Royce Millar and Melissa Fyfe
March 15, 2012
PREMIER Ted Baillieu’s looming anti-corruption watchdog faces tough early tests with confirmation it will be asked to examine controversies including the development of the state-owned Kew Cottages and the long-running wrangle at the top of Victoria Police.
Andrew McIntosh, the minister responsible for the Independent Broad-based Anti-Corruption Commission, told The Age that he would personally refer the Kew Cottages issue to the commission, scheduled to begin mid-year.
The former secretary of the Police Association, Paul Mullett, said he is close to completing a complaint alleging political figures and Victoria Police executives conspired in a ”political witch-hunt” against himself and former assistant commissioner Noel Ashby.
Mr Mullett will allege ”corruption and criminality” against chief commissioners Simon Overland and Christine Nixon, current assistant commissioner Luke Cornelius, deputy commissioner Graham Ashton and former Labor roads minister Tim Pallas, among others.
The complaint will bring together long-standing allegations, including claims of attempting to pervert the course of justice, perjury and making false affidavits. ”We are confident the new anti-corruption commission will investigate our complaint because our complaint falls into its definition of corruption,” Mr Mullett said.
Both men faced an Office of Police Integrity corruption probe in 2007. Charges against Mr Mullett were dropped because of a lack of evidence; Mr Ashby’s case was thrown out because of an OPI administrative mistake.
The Kew development has been dogged by controversy since 2005, including over large political donations by Sydney-based developer the Walker Corporation, and lobbying on the company’s behalf by former Labor hard man Graham Richardson.
The Kew matter is a difficult one for Mr McIntosh personally and will be an important gauge for critics who say the government has set the bar too high for investigations of corruption.
As a local MP in opposition, he promised a Coalition government would refer the project – a public-private venture involving the construction of houses on taxpayer-owned parkland – to the proposed commission.
Once elected, Mr McIntosh had a change of heart, declaring that it was inappropriate for the minister responsible for the watchdog to make such referrals because it ”may well impact on its [the commission’s] credibility as an independent agency”. Mr McIntosh has again changed his mind, confirming to The Agethat he would refer Kew Cottages to the commission.
But it seems doubtful the commission could investigate Kew anyway.
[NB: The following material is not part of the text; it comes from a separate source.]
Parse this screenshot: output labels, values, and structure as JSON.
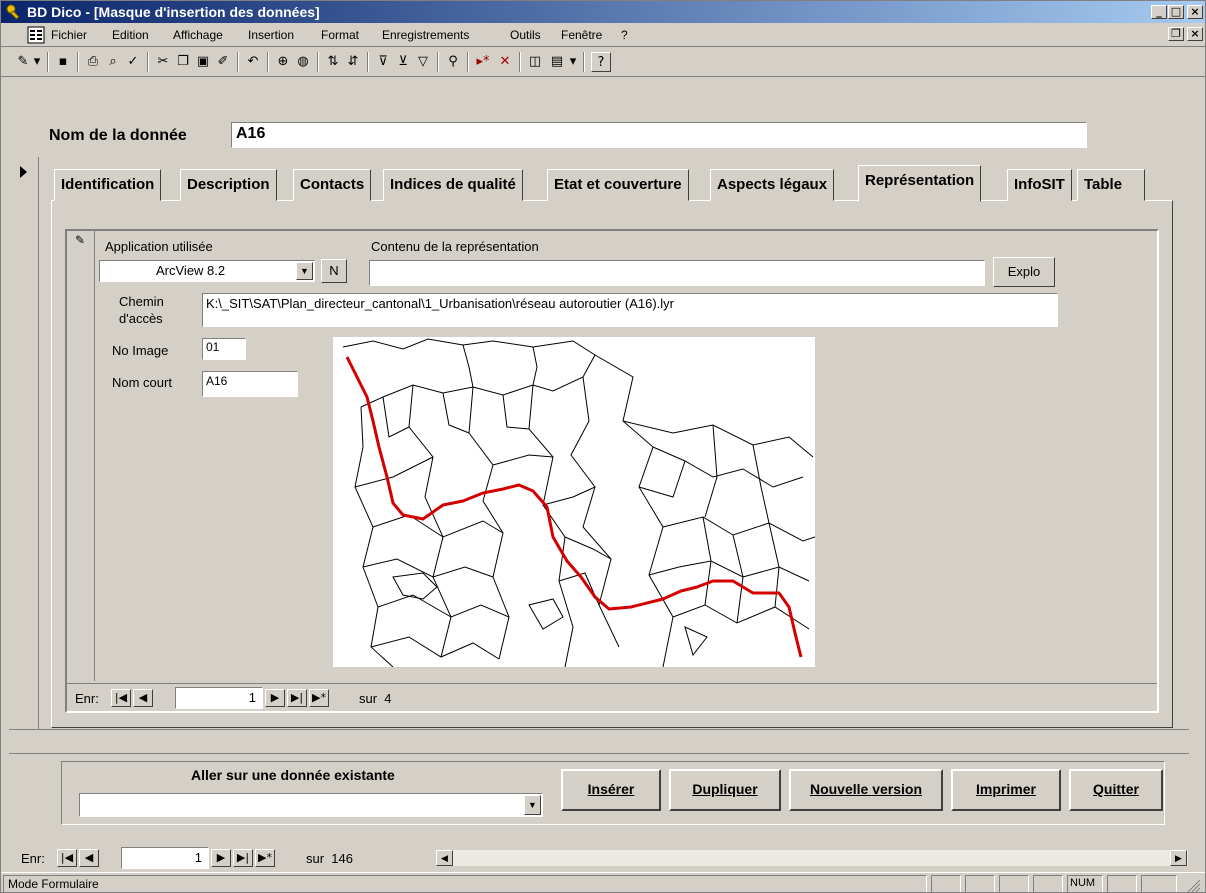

Unlike other Australian anti-corruption bodies, new Victorian legislation requires corruption to be an indictable offence and the commission’s investigations to be based on facts, not suspicion or reasonable opinion.
In an interview with The Age, Mr McIntosh struggled to nominate an indictable offence that applied at Kew Cottages. ”There is a significant element of planning, there’s a significant issue of whether [taxpayers] got the right bargain out of all of this,” he said.
Kew Cottages Coalition president Brian Walsh said the limited scope of the commission raised questions about the Coalition’s sincerity on issues such as Kew. ”It would be hypocritical if the Coalition promised they would investigate something and then they set the bar so high that they could not investigate,” he said.
Civil liberties group Liberty Victoria has joined the legal community consensus about the limits placed on the watchdog by the government’s definition of corruption and high threshold for investigations.
Group president Professor Spencer Zifcak said the definition would rule out investigation of the sort of public controversies, such as Kew Cottages, used by the Coalition to justify the commission.
Professor Zifcak said the government had set the bar so high the commission would face immediate legal challenge from most people likely to come under its spotlight.